Group Work: Fostering Collaboration
In collaborative group work, each student has a role, and it often results in a group product, says Englehart. "When you create roles for your students, they have to be meaningful. Timekeeper, recorder, equipment manager, those are not useful roles. We need to engage every student in a high level of responsibility so that everybody takes ownership of the final product.”
Roles such as questioner and researcher -- unlike timekeeper -- have specific tasks, are vital to the group, and are dependent on each other for the group to succeed. Over time, students internalize these roles and jump into quality group work without direction.
Literacy Groups
Video: Trinidad Garza World History teacher, Jeannie Adams, explains the process of working in literacy groups. (00:32)
Literacy groups are a form of collaborative group work. Like group work, everyone in a literacy group has a specific role to carry out. Two things specific to literacy groups are that they revolve around discussing and annotating texts -- from textbook essays to scholarly articles. Annotation helps students understand and distinguish varying perspectives from a single text, which helped Heather Wellman's world geography class when her students were deconstructing the social, political, environmental, and economic points of view of an article about another country.

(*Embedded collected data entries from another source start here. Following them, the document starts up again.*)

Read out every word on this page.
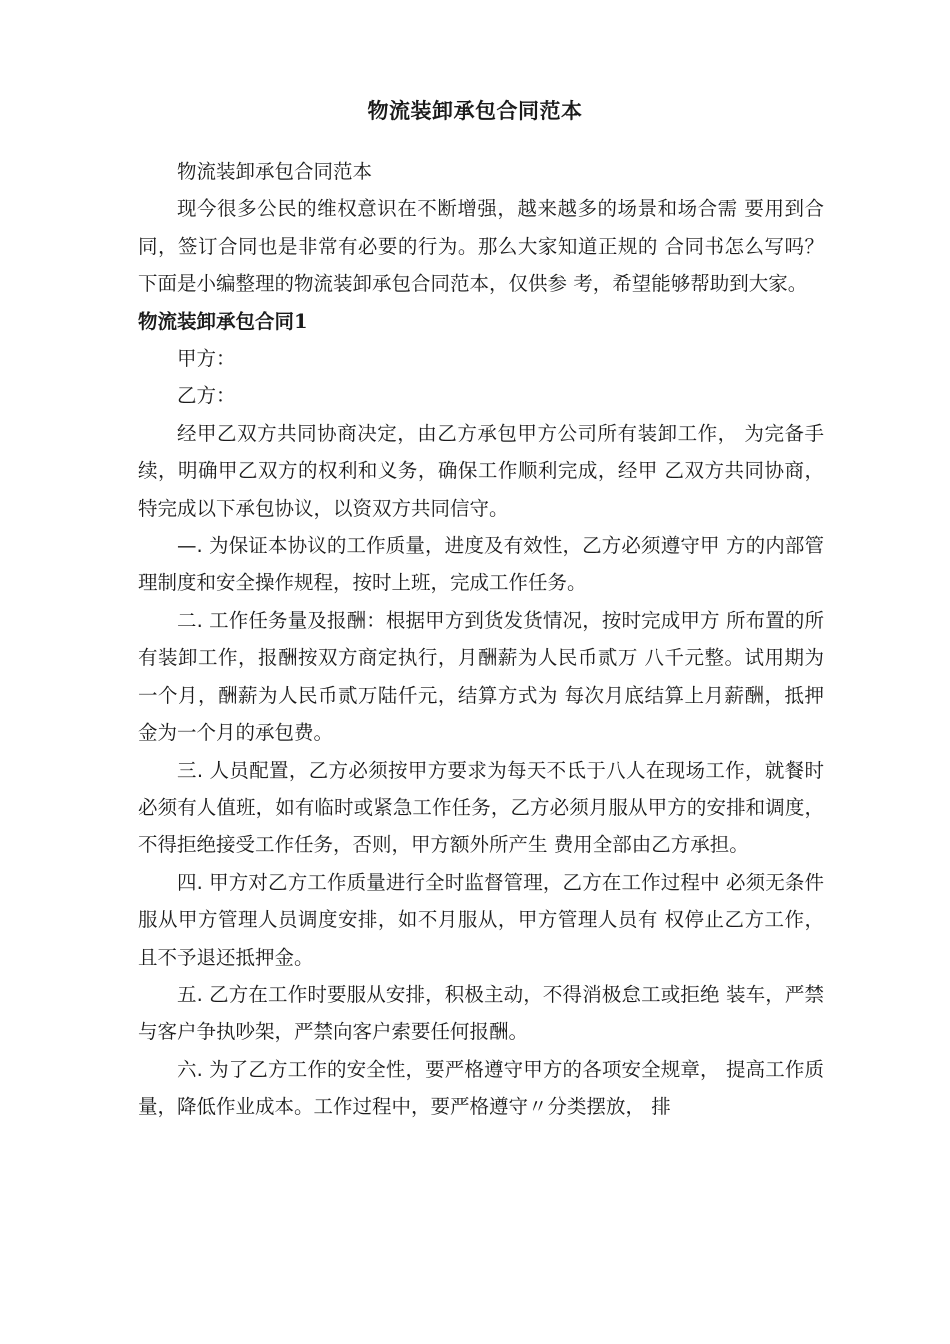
物流装卸承包合同范本

物流装卸承包合同范本

现今很多公民的维权意识在不断增强，越来越多的场景和场合需 要用到合同，签订合同也是非常有必要的行为。那么大家知道正规的 合同书怎么写吗？下面是小编整理的物流装卸承包合同范本，仅供参 考，希望能够帮助到大家。

物流装卸承包合同1

甲方：

乙方：

经甲乙双方共同协商决定，由乙方承包甲方公司所有装卸工作， 为完备手续，明确甲乙双方的权利和义务，确保工作顺利完成，经甲 乙双方共同协商，特完成以下承包协议，以资双方共同信守。

—. 为保证本协议的工作质量，进度及有效性，乙方必须遵守甲 方的内部管理制度和安全操作规程，按时上班，完成工作任务。

二. 工作任务量及报酬：根据甲方到货发货情况，按时完成甲方 所布置的所有装卸工作，报酬按双方商定执行，月酬薪为人民币贰万 八千元整。试用期为一个月，酬薪为人民币贰万陆仟元，结算方式为 每次月底结算上月薪酬，抵押金为一个月的承包费。

三. 人员配置，乙方必须按甲方要求为每天不氐于八人在现场工作，就餐时必须有人值班，如有临时或紧急工作任务，乙方必须月服从甲方的安排和调度，不得拒绝接受工作任务，否则，甲方额外所产生 费用全部由乙方承担。

四. 甲方对乙方工作质量进行全时监督管理，乙方在工作过程中 必须无条件服从甲方管理人员调度安排，如不月服从，甲方管理人员有 权停止乙方工作，且不予退还抵押金。

五. 乙方在工作时要服从安排，积极主动，不得消极怠工或拒绝 装车，严禁与客户争执吵架，严禁向客户索要任何报酬。

六. 为了乙方工作的安全性，要严格遵守甲方的各项安全规章， 提高工作质量，降低作业成本。工作过程中，要严格遵守〃分类摆放， 排
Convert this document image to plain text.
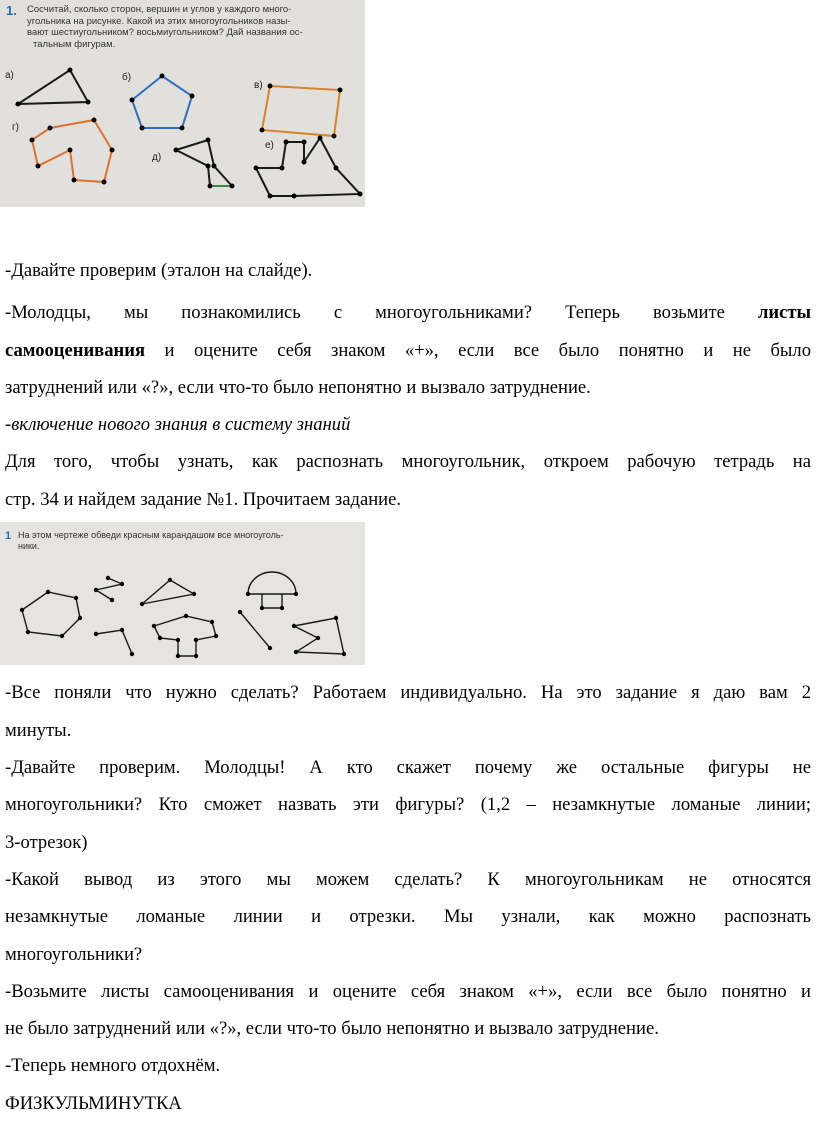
1. Сосчитай, сколько сторон, вершин и углов у каждого много-
угольника на рисунке. Какой из этих многоугольников назы-
вают шестиугольником? восьмиугольником? Дай названия ос-
тальным фигурам.
а)	б)
в)
г)
д)
е)

-Давайте проверим (эталон на слайде).

-Молодцы, мы познакомились с многоугольниками? Теперь возьмите листы

самооценивания и оцените себя знаком «+», если все было понятно и не было

затруднений или «?», если что-то было непонятно и вызвало затруднение.

-включение нового знания в систему знаний

Для того, чтобы узнать, как распознать многоугольник, откроем рабочую тетрадь на

стр. 34 и найдем задание №1. Прочитаем задание.

1 На этом чертеже обведи красным карандашом все многоуголь-
ники.

-Все поняли что нужно сделать? Работаем индивидуально. На это задание я даю вам 2

минуты.

-Давайте проверим. Молодцы! А кто скажет почему же остальные фигуры не

многоугольники? Кто сможет назвать эти фигуры? (1,2 – незамкнутые ломаные линии;

3-отрезок)

-Какой вывод из этого мы можем сделать? К многоугольникам не относятся

незамкнутые ломаные линии и отрезки. Мы узнали, как можно распознать

многоугольники?

-Возьмите листы самооценивания и оцените себя знаком «+», если все было понятно и

не было затруднений или «?», если что-то было непонятно и вызвало затруднение.

-Теперь немного отдохнём.

ФИЗКУЛЬМИНУТКА
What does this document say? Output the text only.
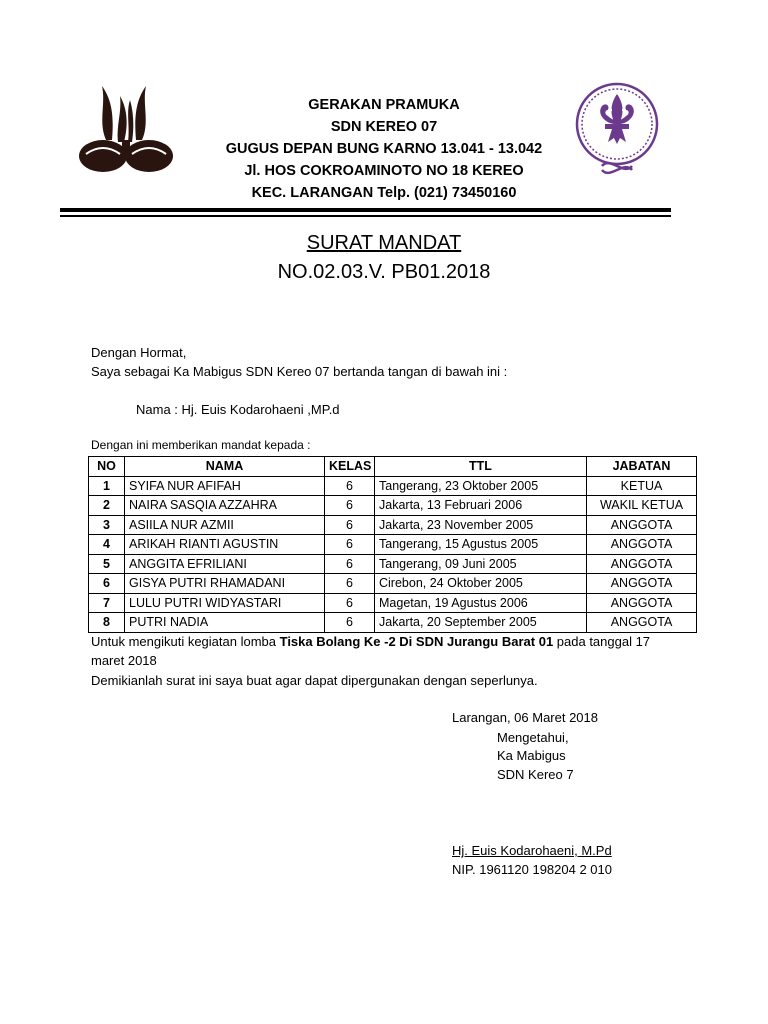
GERAKAN PRAMUKA
SDN KEREO 07
GUGUS DEPAN BUNG KARNO 13.041 - 13.042
Jl. HOS COKROAMINOTO NO 18 KEREO
KEC. LARANGAN Telp. (021) 73450160
SURAT MANDAT
NO.02.03.V. PB01.2018
Dengan Hormat,
Saya sebagai Ka Mabigus SDN Kereo 07 bertanda tangan di bawah ini :
Nama : Hj. Euis Kodarohaeni ,MP.d
Dengan ini memberikan mandat kepada :
NO	NAMA	KELAS	TTL	JABATAN
1	SYIFA NUR AFIFAH	6	Tangerang, 23 Oktober 2005	KETUA
2	NAIRA SASQIA AZZAHRA	6	Jakarta, 13 Februari 2006	WAKIL KETUA
3	ASIILA NUR AZMII	6	Jakarta, 23 November 2005	ANGGOTA
4	ARIKAH RIANTI AGUSTIN	6	Tangerang, 15 Agustus 2005	ANGGOTA
5	ANGGITA EFRILIANI	6	Tangerang, 09 Juni 2005	ANGGOTA
6	GISYA PUTRI RHAMADANI	6	Cirebon, 24 Oktober 2005	ANGGOTA
7	LULU PUTRI WIDYASTARI	6	Magetan, 19 Agustus 2006	ANGGOTA
8	PUTRI NADIA	6	Jakarta, 20 September 2005	ANGGOTA
Untuk mengikuti kegiatan lomba Tiska Bolang Ke -2 Di SDN Jurangu Barat 01 pada tanggal 17
maret 2018
Demikianlah surat ini saya buat agar dapat dipergunakan dengan seperlunya.
Larangan, 06 Maret 2018
Mengetahui,
Ka Mabigus
SDN Kereo 7
Hj. Euis Kodarohaeni, M.Pd
NIP. 1961120 198204 2 010
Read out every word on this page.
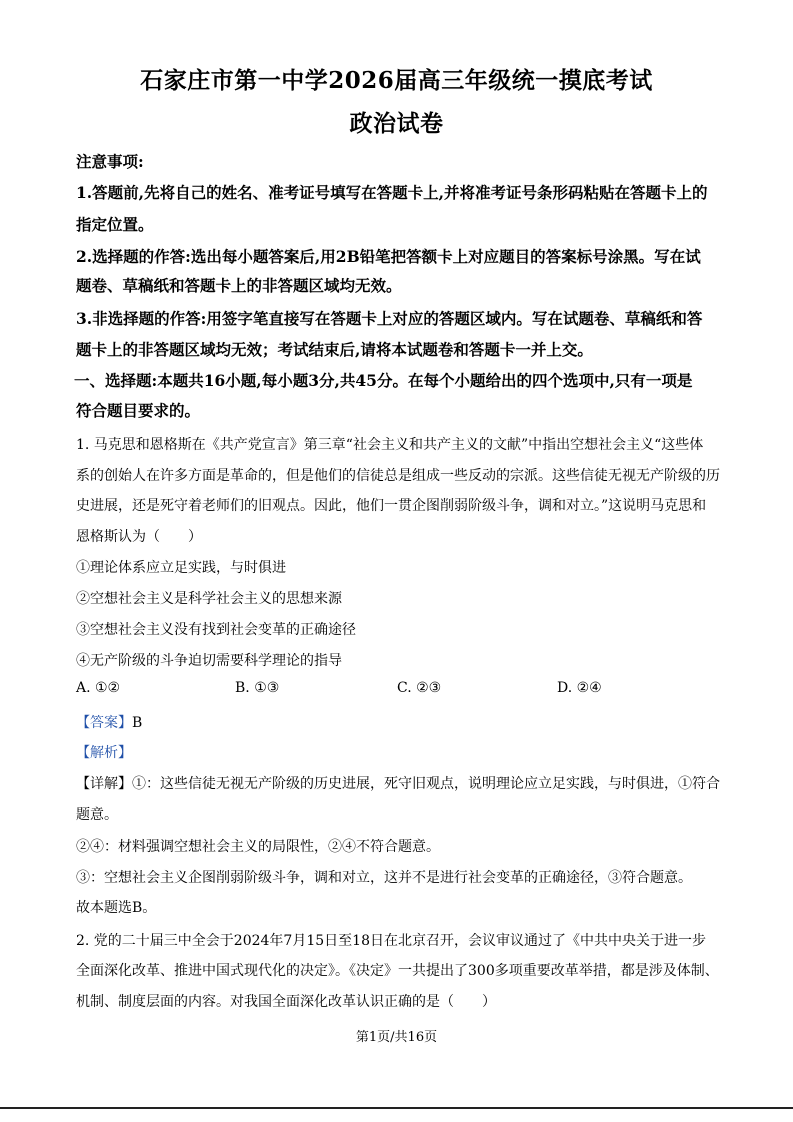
石家庄市第一中学2026届高三年级统一摸底考试
政治试卷
注意事项:
1.答题前,先将自己的姓名、准考证号填写在答题卡上,并将准考证号条形码粘贴在答题卡上的
指定位置。
2.选择题的作答:选出每小题答案后,用2B铅笔把答额卡上对应题目的答案标号涂黑。写在试
题卷、草稿纸和答题卡上的非答题区域均无效。
3.非选择题的作答:用签字笔直接写在答题卡上对应的答题区域内。写在试题卷、草稿纸和答
题卡上的非答题区域均无效；考试结束后,请将本试题卷和答题卡一并上交。
一、选择题:本题共16小题,每小题3分,共45分。在每个小题给出的四个选项中,只有一项是
符合题目要求的。
1. 马克思和恩格斯在《共产党宣言》第三章“社会主义和共产主义的文献”中指出空想社会主义“这些体
系的创始人在许多方面是革命的，但是他们的信徒总是组成一些反动的宗派。这些信徒无视无产阶级的历
史进展，还是死守着老师们的旧观点。因此，他们一贯企图削弱阶级斗争，调和对立。”这说明马克思和
恩格斯认为（　　）
①理论体系应立足实践，与时俱进
②空想社会主义是科学社会主义的思想来源
③空想社会主义没有找到社会变革的正确途径
④无产阶级的斗争迫切需要科学理论的指导
A. ①②	B. ①③	C. ②③	D. ②④
【答案】B
【解析】
【详解】①：这些信徒无视无产阶级的历史进展，死守旧观点，说明理论应立足实践，与时俱进，①符合
题意。
②④：材料强调空想社会主义的局限性，②④不符合题意。
③：空想社会主义企图削弱阶级斗争，调和对立，这并不是进行社会变革的正确途径，③符合题意。
故本题选B。
2. 党的二十届三中全会于2024年7月15日至18日在北京召开，会议审议通过了《中共中央关于进一步
全面深化改革、推进中国式现代化的决定》。《决定》一共提出了300多项重要改革举措，都是涉及体制、
机制、制度层面的内容。对我国全面深化改革认识正确的是（　　）
第1页/共16页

"Today in class, we did jigsaw reading, where each student with their specific role took part in annotating one article, and then they were in charge of reporting back," explains Wellman. “One person read with the eyes of an economist, and others read with the eyes of a socialist, politician, and environmentalist. And so that way they were able to share back and then synthesize that information succinctly.”
Classroom Successes
Over 80% of Trinidad Garza students are the first generation among their family to go to college, and, according to Principal Lombardi, "about 87% come from low-socioeconomic homes. One hundred percent of our students pass the state assessments in every subject tested. We accept the challenge of scaffolding our students from their known to the unknown," she states.